郑州轻工业附属中学 Zhengzhou City, Henan Province-Henan Province China 19 years old, 18 years old 5 / 0 English Mars
For this project, we chose to build a semi-underground base on Mars, a planet with intense space radiation, extreme diurnal temperature differences, and rampant sandstorms.
The Halipleumon base is located in the Memnonia quadrangle with underground caves and abundant water ice. We utilise local resources to build a home with robust and durable structure, healthy and amiable environment through innovative architectural design and energy application.
Painted pastel azure, the base mimics the shape of a jellyfish on Earth, whose bell and long, thin tentacles inspire a structure with an aboveground dome and an underground shelter, both functional and aesthetically pleasing. Its smooth dome minimises wind resistance; its underground branches, with smooth surface curves, ensure uniform stress distribution. This design effectively reduces stress concentrations, enhancing the structural durability and stability. The stability of the underground body is further guaranteed by the reinforcement on caves, creation of support frames, and installation of shock-absorbing springs. Besides, the semi-underground construction plan leverages the lava caves in the Memnonia quadrangle, largely reducing the excavation.
The semi-underground structure is also highly resistant to space radiation, as the radiation and temperature differences underground are much smaller than on the Martian surface. Combined with heating support, it can provide a healthy living environment for astronauts.
Meanwhile, the external structure of the base employs a combination of an aluminum alloy and water ice layer to significantly weaken space radiation. The layer is designed with a refrigeration pipeline connected to the refrigeration facilities, ensuring the stability of the water ice. Additionally, the water ice in the layer can act as a backup water supply for emergency use.

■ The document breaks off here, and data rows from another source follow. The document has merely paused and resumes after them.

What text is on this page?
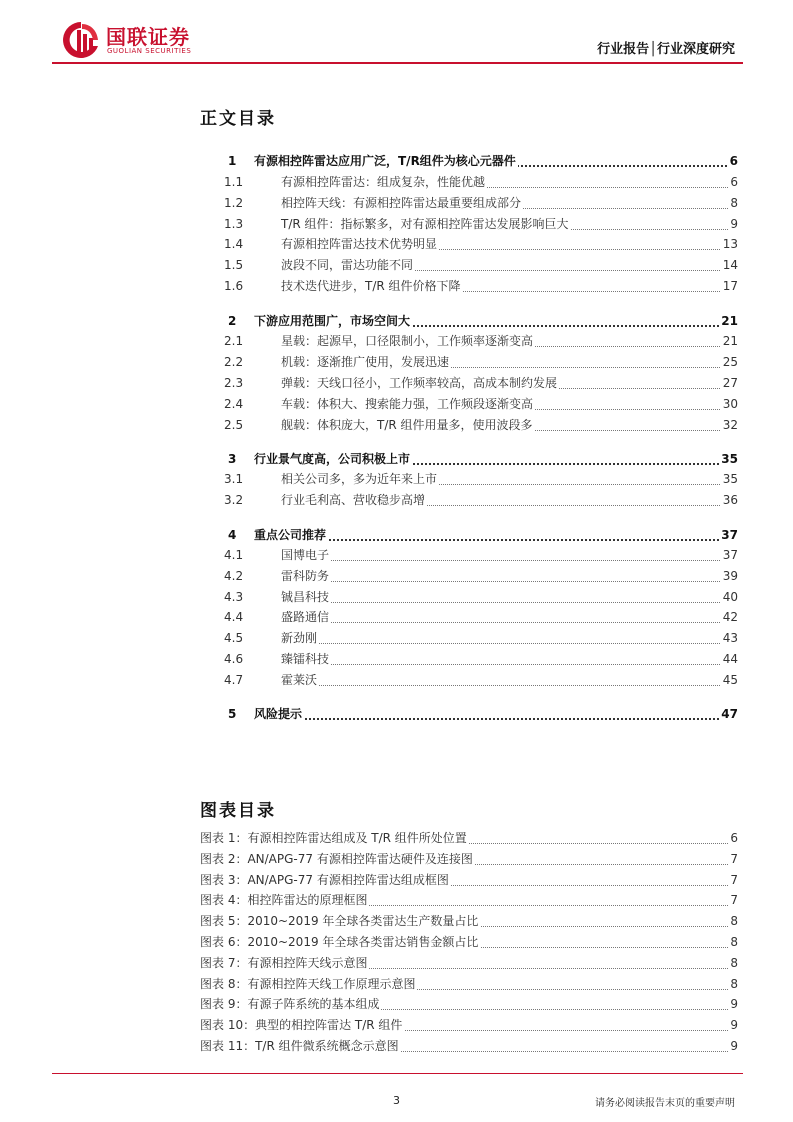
国联证券
GUOLIAN SECURITIES	行业报告│行业深度研究
正文目录
1 有源相控阵雷达应用广泛，T/R组件为核心元器件	6
1.1	有源相控阵雷达：组成复杂，性能优越	6
1.2	相控阵天线：有源相控阵雷达最重要组成部分	8
1.3	T/R 组件：指标繁多，对有源相控阵雷达发展影响巨大	9
1.4	有源相控阵雷达技术优势明显	13
1.5	波段不同，雷达功能不同	14
1.6	技术迭代进步，T/R 组件价格下降	17
2 下游应用范围广，市场空间大	21
2.1	星载：起源早，口径限制小，工作频率逐渐变高	21
2.2	机载：逐渐推广使用，发展迅速	25
2.3	弹载：天线口径小，工作频率较高，高成本制约发展	27
2.4	车载：体积大、搜索能力强，工作频段逐渐变高	30
2.5	舰载：体积庞大，T/R 组件用量多，使用波段多	32
3 行业景气度高，公司积极上市	35
3.1	相关公司多，多为近年来上市	35
3.2	行业毛利高、营收稳步高增	36
4 重点公司推荐	37
4.1	国博电子	37
4.2	雷科防务	39
4.3	铖昌科技	40
4.4	盛路通信	42
4.5	新劲刚	43
4.6	臻镭科技	44
4.7	霍莱沃	45
5 风险提示	47
图表目录
图表 1：有源相控阵雷达组成及 T/R 组件所处位置	6
图表 2：AN/APG-77 有源相控阵雷达硬件及连接图	7
图表 3：AN/APG-77 有源相控阵雷达组成框图	7
图表 4：相控阵雷达的原理框图	7
图表 5：2010~2019 年全球各类雷达生产数量占比	8
图表 6：2010~2019 年全球各类雷达销售金额占比	8
图表 7：有源相控阵天线示意图	8
图表 8：有源相控阵天线工作原理示意图	8
图表 9：有源子阵系统的基本组成	9
图表 10：典型的相控阵雷达 T/R 组件	9
图表 11：T/R 组件微系统概念示意图	9
3	请务必阅读报告末页的重要声明
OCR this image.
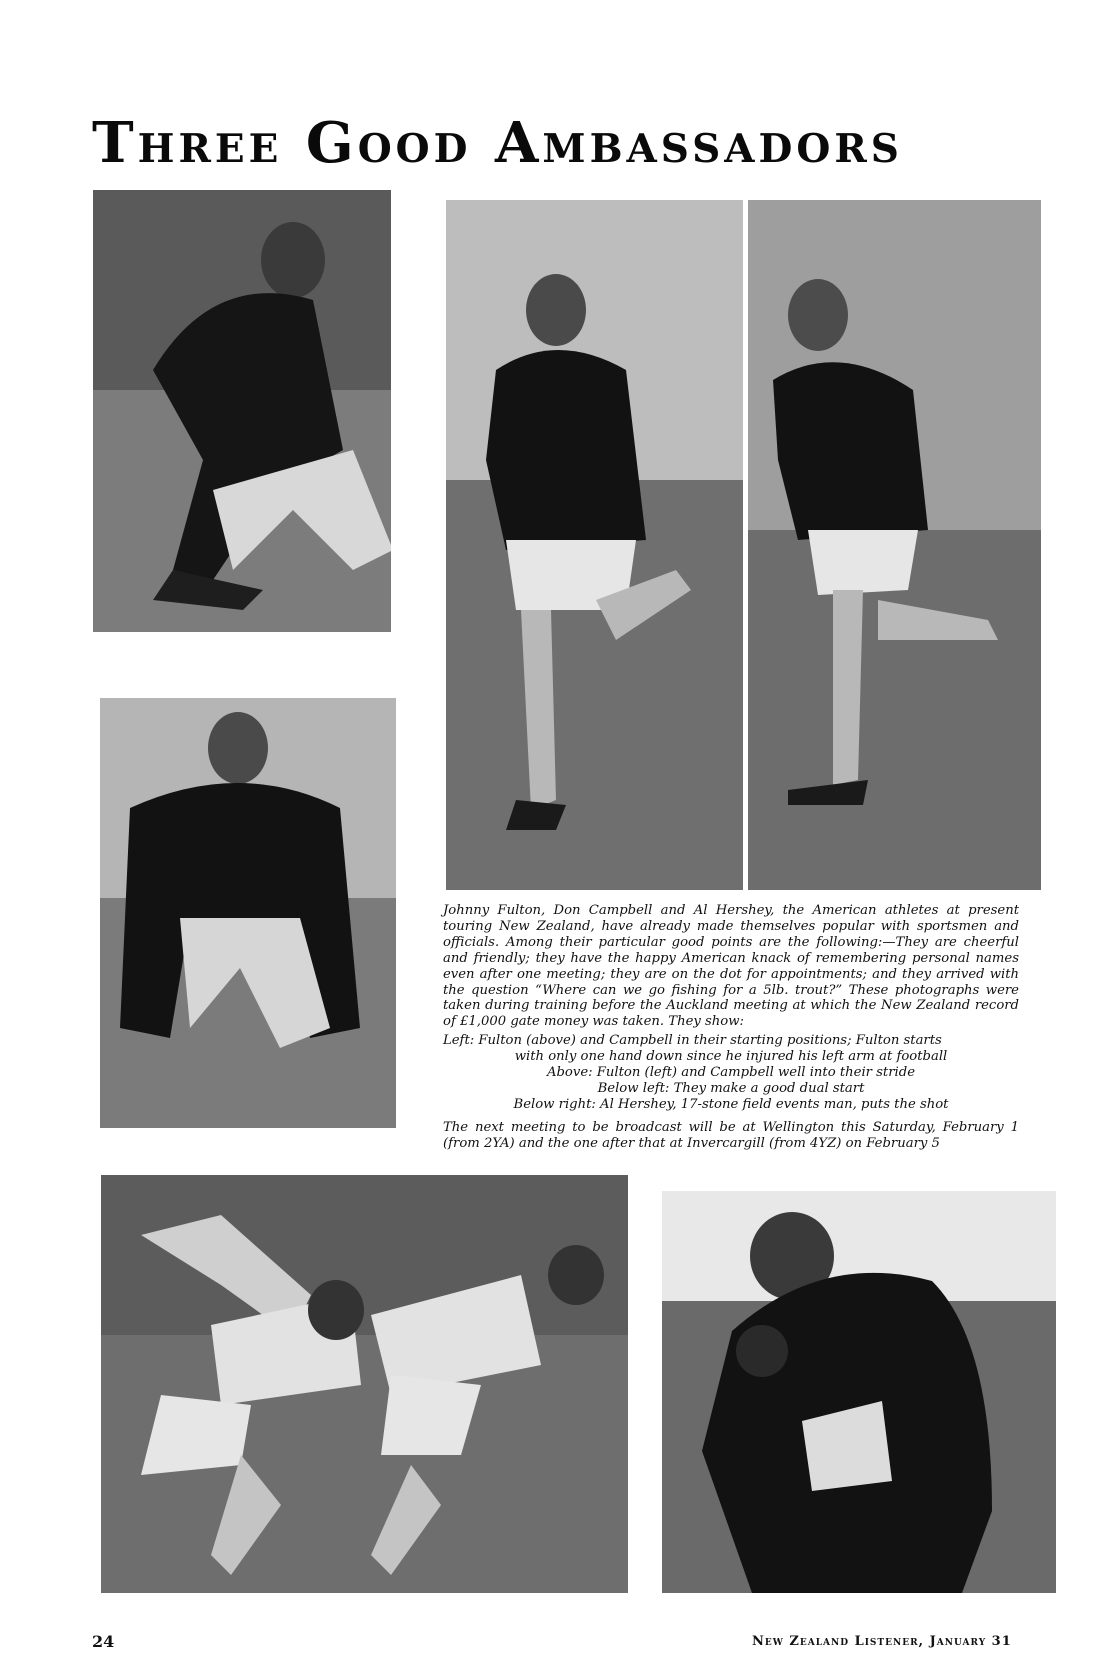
Three Good Ambassadors

Johnny Fulton, Don Campbell and Al Hershey, the American athletes at present touring New Zealand, have already made themselves popular with sportsmen and officials. Among their particular good points are the following:—They are cheerful and friendly; they have the happy American knack of remembering personal names even after one meeting; they are on the dot for appointments; and they arrived with the question “Where can we go fishing for a 5lb. trout?” These photographs were taken during training before the Auckland meeting at which the New Zealand record of £1,000 gate money was taken. They show:

Left: Fulton (above) and Campbell in their starting positions; Fulton starts
with only one hand down since he injured his left arm at football
Above: Fulton (left) and Campbell well into their stride
Below left: They make a good dual start
Below right: Al Hershey, 17-stone field events man, puts the shot

The next meeting to be broadcast will be at Wellington this Saturday, February 1 (from 2YA) and the one after that at Invercargill (from 4YZ) on February 5

24	New Zealand Listener, January 31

Furthermore, to reduce water consumption, improve energy supply, security and reuse, we source locally to obtain materials for the nuclear fission reactor. The molten salt reactor replaces the internal circulation of water with high-temperature molten fluoride salt traditionally used in water-cooled reactors while retaining the external circulation of water, thus minimising water consumption and avoiding nuclear leakage due to uncontrollable cooling systems.
Thanks to abundant energy supply, our base can utilise starch synthesis to produce food. We also improve the food provision through soilless cultivation and various nutritional and flavouring additives. Through system control, oxygen is produced by high temperature and high-pressure electrolysis of carbon dioxide, and ultrapure water is produced by graphene ultrafiltration, ensuring the health and robustness of astronauts. Additionally, the base will be equipped with advanced life support systems, renewable energy, communication equipment and gyms, so that astronauts may enjoy their stay in the base.